Sunday, October 13, 2013

Interlude

Bikes and Laundry
As you might have noticed by now, I am taking a little break. Let's call it personal time. But I promise the posts will resume very soon. In the meanwhile, please feel free to browse, comment on older posts, drop me a line over email, visit me on twitter and instagram, or give me a wave if you see me on my bike in Boston over the next few weeks. 

Thank you, as always, for reading Lovely Bicycle!

Thursday, October 3, 2013

Left, Right, Left? On Cornering and Traffic-Handedness

Dowland Road, Limavady
For much of my adult life, I have moved between countries with right-handed and left-hand traffic flow. However, until recently I had only driven and cycled in the former. Only when I stayed in Ireland last spring did I finally experience cycling on the left side of the road. Since then, I have gone back and forth several times, and have noticed something odd in the process: I seem to do better cycling in left-handed traffic - in particular, when it comes to cornering. 

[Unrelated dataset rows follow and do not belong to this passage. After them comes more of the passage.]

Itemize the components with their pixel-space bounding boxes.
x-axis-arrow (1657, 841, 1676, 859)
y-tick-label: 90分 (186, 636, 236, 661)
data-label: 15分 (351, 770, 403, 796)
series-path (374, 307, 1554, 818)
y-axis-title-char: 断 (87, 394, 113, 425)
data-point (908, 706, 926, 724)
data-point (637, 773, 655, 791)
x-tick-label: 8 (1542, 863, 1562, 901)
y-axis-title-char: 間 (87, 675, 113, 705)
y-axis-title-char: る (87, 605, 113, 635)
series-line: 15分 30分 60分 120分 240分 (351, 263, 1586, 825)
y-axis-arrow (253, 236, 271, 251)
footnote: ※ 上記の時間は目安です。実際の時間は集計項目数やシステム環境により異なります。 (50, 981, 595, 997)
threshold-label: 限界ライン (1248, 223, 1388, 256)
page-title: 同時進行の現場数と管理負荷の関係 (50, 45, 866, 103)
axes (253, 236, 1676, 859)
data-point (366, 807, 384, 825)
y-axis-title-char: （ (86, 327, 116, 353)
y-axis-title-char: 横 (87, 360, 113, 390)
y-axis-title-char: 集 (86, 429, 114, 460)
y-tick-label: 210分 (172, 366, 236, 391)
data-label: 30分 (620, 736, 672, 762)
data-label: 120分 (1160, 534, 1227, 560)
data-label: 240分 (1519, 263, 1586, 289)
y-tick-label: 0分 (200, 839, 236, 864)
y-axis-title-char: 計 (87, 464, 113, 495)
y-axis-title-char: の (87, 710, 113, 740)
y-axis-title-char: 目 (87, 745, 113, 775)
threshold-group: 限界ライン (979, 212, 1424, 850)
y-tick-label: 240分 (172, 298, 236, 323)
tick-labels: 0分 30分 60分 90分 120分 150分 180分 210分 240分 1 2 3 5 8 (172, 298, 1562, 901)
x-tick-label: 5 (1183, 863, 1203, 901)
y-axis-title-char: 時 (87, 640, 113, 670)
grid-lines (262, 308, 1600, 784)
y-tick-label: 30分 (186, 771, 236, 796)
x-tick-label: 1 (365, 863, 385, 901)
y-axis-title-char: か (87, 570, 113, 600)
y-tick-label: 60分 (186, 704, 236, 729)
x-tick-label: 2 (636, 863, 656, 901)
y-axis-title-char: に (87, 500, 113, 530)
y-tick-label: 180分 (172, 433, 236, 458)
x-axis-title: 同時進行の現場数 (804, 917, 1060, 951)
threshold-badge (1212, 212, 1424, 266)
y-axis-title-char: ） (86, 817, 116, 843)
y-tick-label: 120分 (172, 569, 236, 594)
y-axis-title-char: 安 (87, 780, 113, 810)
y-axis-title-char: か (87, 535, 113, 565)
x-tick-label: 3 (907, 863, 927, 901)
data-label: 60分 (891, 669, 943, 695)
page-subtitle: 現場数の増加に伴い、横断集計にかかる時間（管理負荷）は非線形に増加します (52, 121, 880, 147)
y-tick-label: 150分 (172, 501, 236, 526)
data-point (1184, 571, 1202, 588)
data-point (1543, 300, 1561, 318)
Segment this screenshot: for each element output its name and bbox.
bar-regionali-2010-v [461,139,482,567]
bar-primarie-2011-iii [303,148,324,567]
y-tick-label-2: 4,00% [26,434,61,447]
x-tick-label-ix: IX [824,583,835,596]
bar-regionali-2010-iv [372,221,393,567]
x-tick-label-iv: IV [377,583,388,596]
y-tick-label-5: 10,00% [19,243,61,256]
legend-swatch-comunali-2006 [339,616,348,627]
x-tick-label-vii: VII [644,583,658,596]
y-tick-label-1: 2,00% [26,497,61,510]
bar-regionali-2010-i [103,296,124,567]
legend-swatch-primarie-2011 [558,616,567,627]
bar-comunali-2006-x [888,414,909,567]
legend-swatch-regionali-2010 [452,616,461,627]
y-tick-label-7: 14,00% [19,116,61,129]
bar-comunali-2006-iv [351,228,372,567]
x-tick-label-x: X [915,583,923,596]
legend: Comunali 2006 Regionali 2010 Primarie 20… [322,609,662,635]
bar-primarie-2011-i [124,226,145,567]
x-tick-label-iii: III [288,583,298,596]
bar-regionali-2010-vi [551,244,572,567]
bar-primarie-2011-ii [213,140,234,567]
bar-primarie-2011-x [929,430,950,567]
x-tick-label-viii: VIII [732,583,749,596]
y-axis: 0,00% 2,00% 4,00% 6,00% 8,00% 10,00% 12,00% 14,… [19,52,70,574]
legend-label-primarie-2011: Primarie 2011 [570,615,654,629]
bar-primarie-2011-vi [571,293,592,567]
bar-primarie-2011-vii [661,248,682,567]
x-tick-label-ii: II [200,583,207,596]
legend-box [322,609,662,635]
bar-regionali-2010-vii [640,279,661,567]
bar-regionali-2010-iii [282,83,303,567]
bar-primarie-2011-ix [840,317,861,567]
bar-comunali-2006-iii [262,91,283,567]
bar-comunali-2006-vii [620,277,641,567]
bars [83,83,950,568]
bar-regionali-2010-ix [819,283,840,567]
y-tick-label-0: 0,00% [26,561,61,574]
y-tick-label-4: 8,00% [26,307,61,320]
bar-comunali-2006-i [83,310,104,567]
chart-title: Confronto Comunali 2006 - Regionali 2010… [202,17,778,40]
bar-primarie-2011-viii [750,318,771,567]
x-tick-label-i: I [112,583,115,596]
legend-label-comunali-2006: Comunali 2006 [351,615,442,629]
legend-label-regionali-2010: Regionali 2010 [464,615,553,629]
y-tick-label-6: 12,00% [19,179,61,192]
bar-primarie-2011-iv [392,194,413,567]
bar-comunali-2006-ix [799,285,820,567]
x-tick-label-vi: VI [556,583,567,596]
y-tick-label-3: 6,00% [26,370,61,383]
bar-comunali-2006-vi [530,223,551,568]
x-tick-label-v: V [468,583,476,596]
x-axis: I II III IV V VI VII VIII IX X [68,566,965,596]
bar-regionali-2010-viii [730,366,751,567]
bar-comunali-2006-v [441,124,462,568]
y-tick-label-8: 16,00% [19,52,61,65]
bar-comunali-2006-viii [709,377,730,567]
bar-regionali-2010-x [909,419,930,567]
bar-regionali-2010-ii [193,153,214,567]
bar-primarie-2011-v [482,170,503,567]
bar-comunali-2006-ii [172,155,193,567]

I first noticed it earlier this summer. Cycling on the winding back roads in Northern Ireland's Roe Valley, I was somehow able to make tighter turns and to corner faster than back in New England. When I shared this observation with a riding buddy, he said "Well, sure - you're getting more practice now." But I could not attribute this improvement entirely to practice, because I noticed it immediately upon arrival. And when I went back to Boston later, I noticed a difference in the opposite direction: I was not quite as good at cornering as I had been at the end of my stay in Ireland. How could my ability suddenly diminish like that?

Only after some time did it hit me that the side of the road I was on played a role. In the US, right turns are tighter, since you are cycling on the inside of the turn, and left turns are wider, since you are cycling on the outside. In Ireland it is the opposite. And apparently I find it easier to do a tight left turn than a tight right turn.  It is not a huge difference, but it is there: I can do a sharp left much more intuitively - and therefore faster, smoother, calmer - than a sharp right. 

Noticing this has made me wonder whether others have had similar experiences in directional preference when cornering. Is it related to the cyclist's handedness, I wonder? Me, I started out naturally left-handed, but was re-trained to be right-handed at a young age... which resulted in an ambidextrous hodge-podge where I am right-handed in some tasks, left-handed in others, and indifferent in others still. What role this plays in cycling, I am not entirely sure. But when it comes to cornering, it seems left-handed traffic flow is my friend.